First of all, the logic above works great. If the imp stops getting a “ping” from the agent every 5 seconds, the imp forces a “server.restart”. The only change to the previous comment’s code was to allow more time for the Agent to reboot. I had to change the “imp.wakeup(10, checkAgent);” at the end of the device code to 30 seconds. Less time might work, but the imp got into a restart loop because the Agent was taking longer than 10 seconds to come back up

Root Cause:
My Agent code had an instruction to parse through the data packet ( a blob) that came in from the imp. Most places, I have try/catch, but this one did not. The incoming data packet from the external device had a “start of packet” character as the last character of a message. I was not checking for that and that was my fault.
However, the real issue is that the Agent code read a character and thought it was the beginning of a packet and tried to process the next char “alen <- uartb.readn(‘b’);” instruction, got an end of buffer io error and got stuck. From that point forward, the imp kept passing up more incoming data packets from the serial port, but the Agent is in a frozen state and would never respond. As mentioned before, even sending an incoming HTTP request from the remote host to the agent would get ignored and timeout.
The logic to have the imp restart the Agent if it does not get a “ping” within a certain time limit will get me going, but the imp Server is not catching the fact that the Agent had an internal error and restarting it automatically.
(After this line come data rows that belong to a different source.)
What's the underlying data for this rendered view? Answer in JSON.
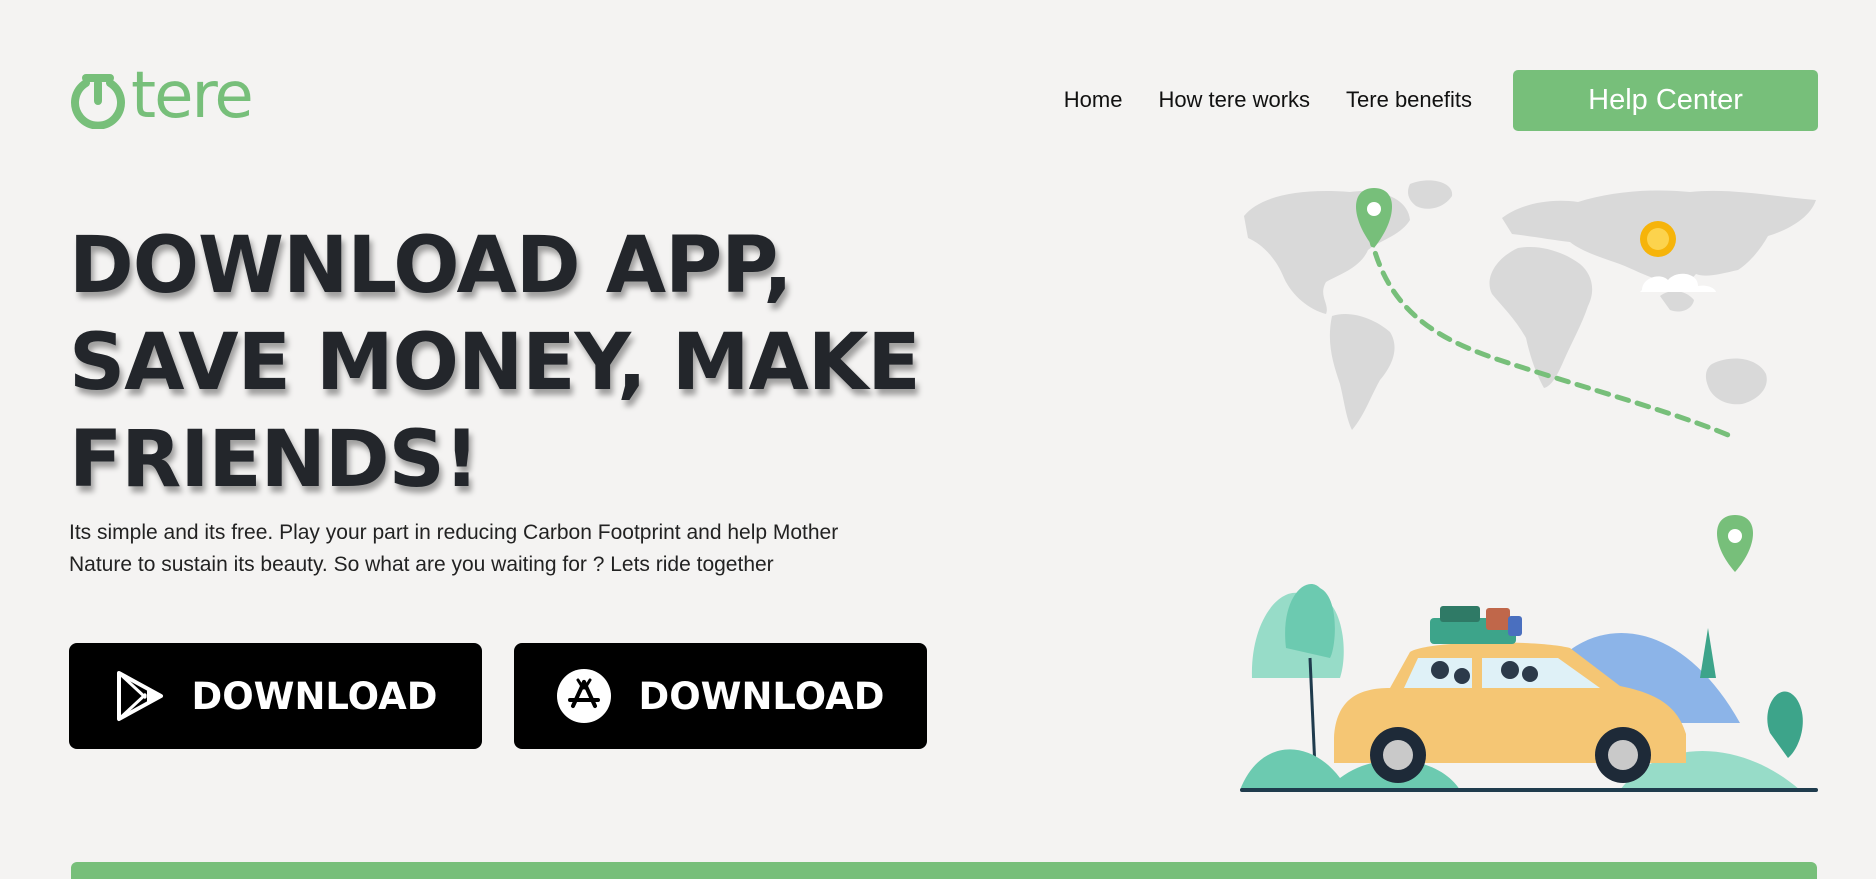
{
  "brand": {
    "name": "tere",
    "color": "#77bf7a"
  },
  "nav": {
    "items": [
      "Home",
      "How tere works",
      "Tere benefits"
    ],
    "help_button": "Help Center"
  },
  "hero": {
    "title_lines": [
      "DOWNLOAD APP,",
      "SAVE MONEY, MAKE",
      "FRIENDS!"
    ],
    "description_lines": [
      "Its simple and its free. Play your part in reducing Carbon Footprint and help Mother",
      "Nature to sustain its beauty. So what are you waiting for ? Lets ride together"
    ]
  },
  "downloads": [
    {
      "label": "DOWNLOAD",
      "icon": "google-play-icon"
    },
    {
      "label": "DOWNLOAD",
      "icon": "app-store-icon"
    }
  ],
  "colors": {
    "accent": "#77bf7a",
    "background": "#f4f3f2",
    "button": "#000000"
  }
}
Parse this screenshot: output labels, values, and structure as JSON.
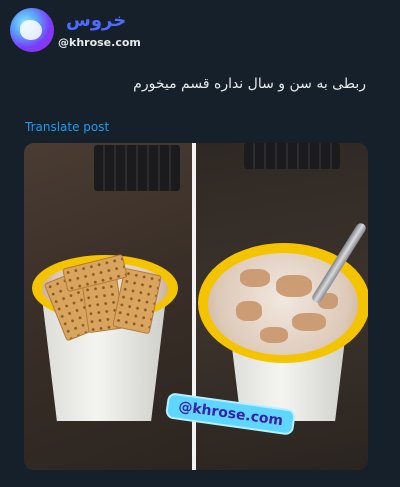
{
  "account": {
    "display_name": "خروس",
    "handle": "@khrose.com"
  },
  "post": {
    "text": "ربطی به سن و سال نداره قسم میخورم",
    "translate_label": "Translate post"
  },
  "media": {
    "watermark": "@khrose.com"
  },
  "colors": {
    "background": "#15202b",
    "link": "#1d9bf0",
    "display_name": "#4d6bff"
  }
}
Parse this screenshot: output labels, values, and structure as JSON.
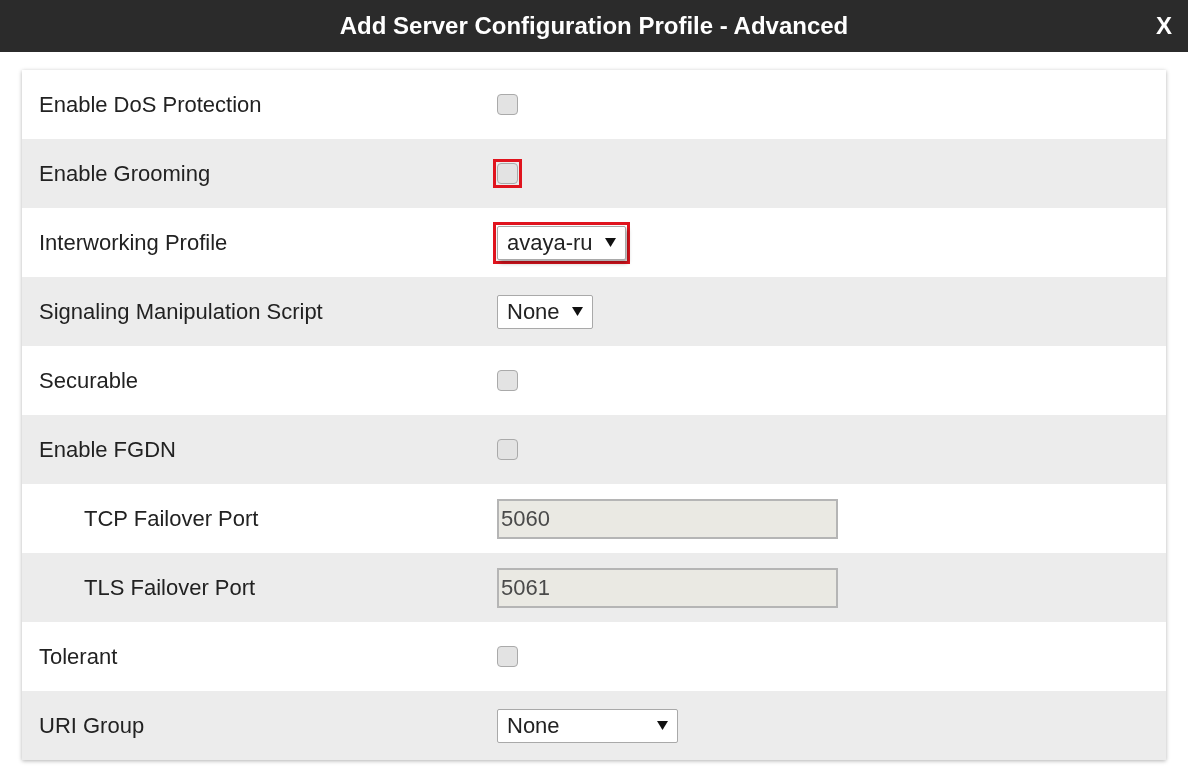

How to reproduce the condition:
I added a test routing in the Agent code to periodically cause the Agent to read past the end of a blob that was passed up from the imp without a try/catch. Sure enough, the Agent froze and the imp kept sending up received serial port packets, but the only way to get the Agent going was a manual restart.
The checkAgent logic handles this condition by forcing a restart of the server if the Agent does not respond to the imp within a certain amount of time.

mlseim · November 16, 2013, 3:59pm

This is a great post about troubleshooting and correcting a problem. I’m glad you provided a descriptive post about what you did wrong, and how you fixed it. Even though it was your own fault, every one of us does the same kind of thing from time to time. Beginners to the Imp/Squirrel will benefit from learning the thought process on how to deal with these kind of situations.

I think it would be great to have a “Fail” section on this forum to actually post about our faults and failures and how we corrected them. I know that I learn more about the Imp in my failures than I do in my successes.

hugo · November 16, 2013, 4:06pm

Very interesting - if you could provide minimal code that replicates the agent hang then we’d love this so we can find/fix the issue.

I’m not quite sure what the issue is apart from you say an error is thrown but then the agent gets “stuck”?